You can however run a normal installation from a real USB hard drive (not FLASH), but it will still be slow because of the transfer rates. Every program will be slow to start the first time. After that they will run nicely though since they are cached in memory by the kernel. Running from a real USB hard drive is still slower than running from a FLASH device because of the disk access times, but at least you can run a normally installed and configured system.
You could use a special filesystem called jffs2 or jffs3, but the partitions take a very long time to mount. This is normally used for devices which run an embedded OS where the device is not re-booted very often, or ever.

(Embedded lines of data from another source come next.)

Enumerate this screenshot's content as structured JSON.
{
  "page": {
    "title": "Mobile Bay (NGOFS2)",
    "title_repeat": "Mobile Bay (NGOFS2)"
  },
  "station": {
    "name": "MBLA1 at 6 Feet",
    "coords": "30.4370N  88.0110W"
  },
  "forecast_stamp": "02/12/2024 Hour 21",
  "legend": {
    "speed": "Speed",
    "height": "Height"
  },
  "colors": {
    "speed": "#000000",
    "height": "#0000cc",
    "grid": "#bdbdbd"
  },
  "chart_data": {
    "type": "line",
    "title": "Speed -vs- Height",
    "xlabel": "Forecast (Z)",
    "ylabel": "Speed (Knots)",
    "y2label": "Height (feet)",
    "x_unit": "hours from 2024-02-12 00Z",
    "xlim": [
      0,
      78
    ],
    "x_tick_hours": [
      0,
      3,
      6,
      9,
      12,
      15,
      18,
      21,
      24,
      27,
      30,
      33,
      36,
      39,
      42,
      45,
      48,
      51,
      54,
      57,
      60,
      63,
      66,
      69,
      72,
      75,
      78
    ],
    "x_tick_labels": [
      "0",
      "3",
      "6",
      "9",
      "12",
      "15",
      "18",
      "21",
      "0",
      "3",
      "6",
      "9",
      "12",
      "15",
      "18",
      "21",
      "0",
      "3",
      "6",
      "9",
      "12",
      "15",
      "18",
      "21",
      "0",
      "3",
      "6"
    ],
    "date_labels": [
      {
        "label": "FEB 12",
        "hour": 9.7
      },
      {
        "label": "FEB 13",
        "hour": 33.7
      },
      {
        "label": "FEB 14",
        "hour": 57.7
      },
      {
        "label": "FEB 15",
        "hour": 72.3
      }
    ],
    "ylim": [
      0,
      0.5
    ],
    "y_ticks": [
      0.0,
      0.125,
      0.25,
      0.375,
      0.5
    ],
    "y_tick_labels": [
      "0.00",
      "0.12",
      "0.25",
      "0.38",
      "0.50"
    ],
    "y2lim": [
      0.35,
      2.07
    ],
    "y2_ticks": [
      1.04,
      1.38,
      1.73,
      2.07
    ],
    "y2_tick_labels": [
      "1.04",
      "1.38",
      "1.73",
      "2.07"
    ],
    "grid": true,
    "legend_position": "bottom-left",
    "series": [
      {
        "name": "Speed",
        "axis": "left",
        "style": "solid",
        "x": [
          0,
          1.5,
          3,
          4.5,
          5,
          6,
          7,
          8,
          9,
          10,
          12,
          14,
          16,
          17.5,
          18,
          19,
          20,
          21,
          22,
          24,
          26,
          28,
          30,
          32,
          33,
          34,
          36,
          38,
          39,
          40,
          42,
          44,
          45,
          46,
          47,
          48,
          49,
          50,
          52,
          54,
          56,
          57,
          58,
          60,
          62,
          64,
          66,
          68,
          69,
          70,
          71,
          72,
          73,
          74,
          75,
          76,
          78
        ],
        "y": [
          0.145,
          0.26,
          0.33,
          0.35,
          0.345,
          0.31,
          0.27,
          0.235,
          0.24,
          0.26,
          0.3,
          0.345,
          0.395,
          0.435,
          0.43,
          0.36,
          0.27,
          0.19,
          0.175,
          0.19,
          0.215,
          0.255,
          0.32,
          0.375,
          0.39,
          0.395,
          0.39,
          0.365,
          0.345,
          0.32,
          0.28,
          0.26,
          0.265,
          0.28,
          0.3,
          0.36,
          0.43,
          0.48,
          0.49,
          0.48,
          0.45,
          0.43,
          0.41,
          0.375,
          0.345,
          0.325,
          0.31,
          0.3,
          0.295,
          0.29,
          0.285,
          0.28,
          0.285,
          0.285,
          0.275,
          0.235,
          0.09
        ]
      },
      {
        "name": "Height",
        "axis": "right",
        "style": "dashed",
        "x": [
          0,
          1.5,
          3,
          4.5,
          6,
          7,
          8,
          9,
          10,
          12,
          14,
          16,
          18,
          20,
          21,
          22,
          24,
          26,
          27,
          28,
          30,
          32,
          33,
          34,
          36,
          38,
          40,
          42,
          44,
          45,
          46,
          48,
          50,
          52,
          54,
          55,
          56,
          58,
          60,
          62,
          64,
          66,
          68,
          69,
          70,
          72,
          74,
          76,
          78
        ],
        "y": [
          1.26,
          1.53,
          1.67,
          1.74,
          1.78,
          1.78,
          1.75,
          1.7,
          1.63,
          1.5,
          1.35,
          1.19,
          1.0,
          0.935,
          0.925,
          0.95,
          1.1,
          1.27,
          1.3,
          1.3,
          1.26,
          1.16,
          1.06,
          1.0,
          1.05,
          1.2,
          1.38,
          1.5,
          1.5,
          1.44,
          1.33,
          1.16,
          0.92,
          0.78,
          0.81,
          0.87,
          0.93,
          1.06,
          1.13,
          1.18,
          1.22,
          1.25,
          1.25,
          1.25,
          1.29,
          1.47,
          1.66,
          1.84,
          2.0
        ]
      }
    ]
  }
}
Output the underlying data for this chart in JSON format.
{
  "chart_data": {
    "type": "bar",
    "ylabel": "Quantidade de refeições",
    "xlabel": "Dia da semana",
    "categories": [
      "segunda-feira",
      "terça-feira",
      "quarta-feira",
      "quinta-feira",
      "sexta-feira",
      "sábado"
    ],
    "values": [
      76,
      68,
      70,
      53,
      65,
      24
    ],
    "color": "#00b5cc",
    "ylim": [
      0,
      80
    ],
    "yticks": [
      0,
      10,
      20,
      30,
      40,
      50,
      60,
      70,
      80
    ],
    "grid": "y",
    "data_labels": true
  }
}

The problem with FLASH devices is that data is written block-wise. This means that when only one byte of data is changed a whole block of data must be re-written. And the number of times a particular block can be re-written is limited to somewhere between 10,000 and 1 million times. This may sound like a lot, but it is not -especially, as mentioned, for swap space.

The system I have been working on needs a little less than 256MB for a nice GUI desktop with a few dozen programs. But everything is light-weight software and some of the key components are loded into RAM in order to reduce the starup time for the basic desktop. Still, as soon a you start a browser, for instance, it takes about twice the normal time for it to start. Afterwards it runs normally, as mentioned above. If you were to try running KDE that way, I imagine that it would 4-5 minutes for the desktop to load. This is (mostly) not dependent on how fast your processor is nor how mauch RAM you have. The bottle-neck is the transfer rate over the USB bus.

If you really want to have a complete system 'to-go' which runs fairly normally, you need to put it on a real USB hard-drive.